Je sentais mon cœur battre à l’unisson avec celui d’Ymiru et avec le pouls plus profond de la terre. Mon épée étincelait dans ma main et les étoiles lointaines m’appelaient. Je voyais dans leurs lumières scintillantes un grand dessein attendant depuis longtemps d’être exécuté. Je devinais qu’un grand événement se préparait depuis un nombre incalculable d’années, un événement mis en branle des âges et des âges auparavant avec la force d’univers tout entiers tourbillonnant dans l’espace. Je sus alors que mes amis et moi devrions affronter Morjin à Argattha. Car c’était une autre des vertus de la gelstei d’argent que de me laisser voir comment mon sort était lié à celui plus grand du monde et de tout l’univers.

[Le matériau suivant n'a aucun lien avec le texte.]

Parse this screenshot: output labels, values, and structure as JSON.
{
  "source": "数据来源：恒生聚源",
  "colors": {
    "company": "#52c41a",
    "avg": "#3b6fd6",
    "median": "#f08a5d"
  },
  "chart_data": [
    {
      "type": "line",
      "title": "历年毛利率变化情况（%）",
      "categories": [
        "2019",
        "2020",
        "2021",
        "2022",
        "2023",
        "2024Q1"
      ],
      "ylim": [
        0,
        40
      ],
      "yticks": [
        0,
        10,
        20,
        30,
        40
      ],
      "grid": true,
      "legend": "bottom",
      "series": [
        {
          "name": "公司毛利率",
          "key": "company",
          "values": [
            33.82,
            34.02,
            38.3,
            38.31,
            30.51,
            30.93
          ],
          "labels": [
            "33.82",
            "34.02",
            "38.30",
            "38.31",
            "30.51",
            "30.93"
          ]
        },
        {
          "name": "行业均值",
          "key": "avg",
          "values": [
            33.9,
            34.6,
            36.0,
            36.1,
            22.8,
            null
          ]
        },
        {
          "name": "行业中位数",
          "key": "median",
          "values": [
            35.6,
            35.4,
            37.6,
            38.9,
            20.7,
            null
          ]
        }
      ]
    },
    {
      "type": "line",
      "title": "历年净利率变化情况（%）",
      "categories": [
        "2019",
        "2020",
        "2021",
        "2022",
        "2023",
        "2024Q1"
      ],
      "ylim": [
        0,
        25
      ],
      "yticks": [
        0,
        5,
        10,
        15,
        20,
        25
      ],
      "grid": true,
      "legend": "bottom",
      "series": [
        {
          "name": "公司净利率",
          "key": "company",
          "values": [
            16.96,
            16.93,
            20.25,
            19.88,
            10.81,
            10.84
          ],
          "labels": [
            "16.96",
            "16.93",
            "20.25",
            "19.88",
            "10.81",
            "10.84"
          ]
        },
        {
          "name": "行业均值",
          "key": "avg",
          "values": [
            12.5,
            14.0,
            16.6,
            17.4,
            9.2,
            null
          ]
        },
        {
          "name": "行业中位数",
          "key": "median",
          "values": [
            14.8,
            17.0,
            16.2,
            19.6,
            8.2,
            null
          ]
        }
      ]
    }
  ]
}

« Vous auriez dû nous le dire, dit Atara à Ymiru. Vous auriez dû nous le dire avant.

— Je suis désolé. J’aurais dû. Mais je ne voulais pas anéantir vos espoirs. »

Le kalvaas était fort et Maram était ivre maintenant. Mais pas assez à son goût. Il prit une nouvelle gorgée, rota et soupira : « Ah, dire que nous avons fait tout ce voyage pour rien !

— Que voulez-vous dire, petit homme ?

— Eh bien, à la lumière de ce que vous nous avez raconté, il est évident qu’il serait beaucoup trop risqué d’entrer dans Argattha. Vous le comprenez certainement. Si par hasard nous trouvions la Pierre de Lumière et si Morjin nous découvrait, eh bien… ah, je ne veux même pas y penser.

— Moi, je ne comprends pas, dit Atara en serrant sa gelstei blanche dans sa main. Cela fait des milles que nous savons que nous prenons un grand risque. »

Maître Juwain, d’accord avec elle, hocha sa tête pleine de bosses. S’adressant à Maram et à nous tous, il déclara : « Dans leur sagesse, les Galadins ont envoyé la Pierre de Lumière sur Ea en espérant que tout se passerait au mieux. Nous devons nous aussi espérer.

— Oui, nous le devons, ajouta Liljana. Ce n’est pas à nous de calculer ce risque avec précision. Tout ce que nous devons faire, c’est le prendre. »

Maram but une autre gorgée d’alcool. Il me regarda et demanda : « Est-ce que cela veut dire que nous allons toujours à Argattha ?

— Ha ! s’exclama Kane, en lui donnant une claque dans le dos. C’est exactement ce que ça veut dire !

— C’est vrai, Val ?

— Oui, c’est vrai. »

À l’exception d’Ymiru, qui insista pour rester réveillé et prendre le premier tour de garde, nous rejoignîmes nos fourrures. Mais je fus incapable de dormir. Les sujets évoqués ce soir-là étaient graves. Loin au-dessous du sommet pointu du Skartaru, dans les entrailles de la terre, Morjin travaillait d’arrache-pied à libérer le Seigneur des Ténèbres de sa prison dans le monde de Damoom. Maintenant, nous devions nous efforcer de trouver la porte d’entrée dans Argattha. Et les Galadins eux-mêmes ignoraient ce que nous allions trouver de l’autre côté.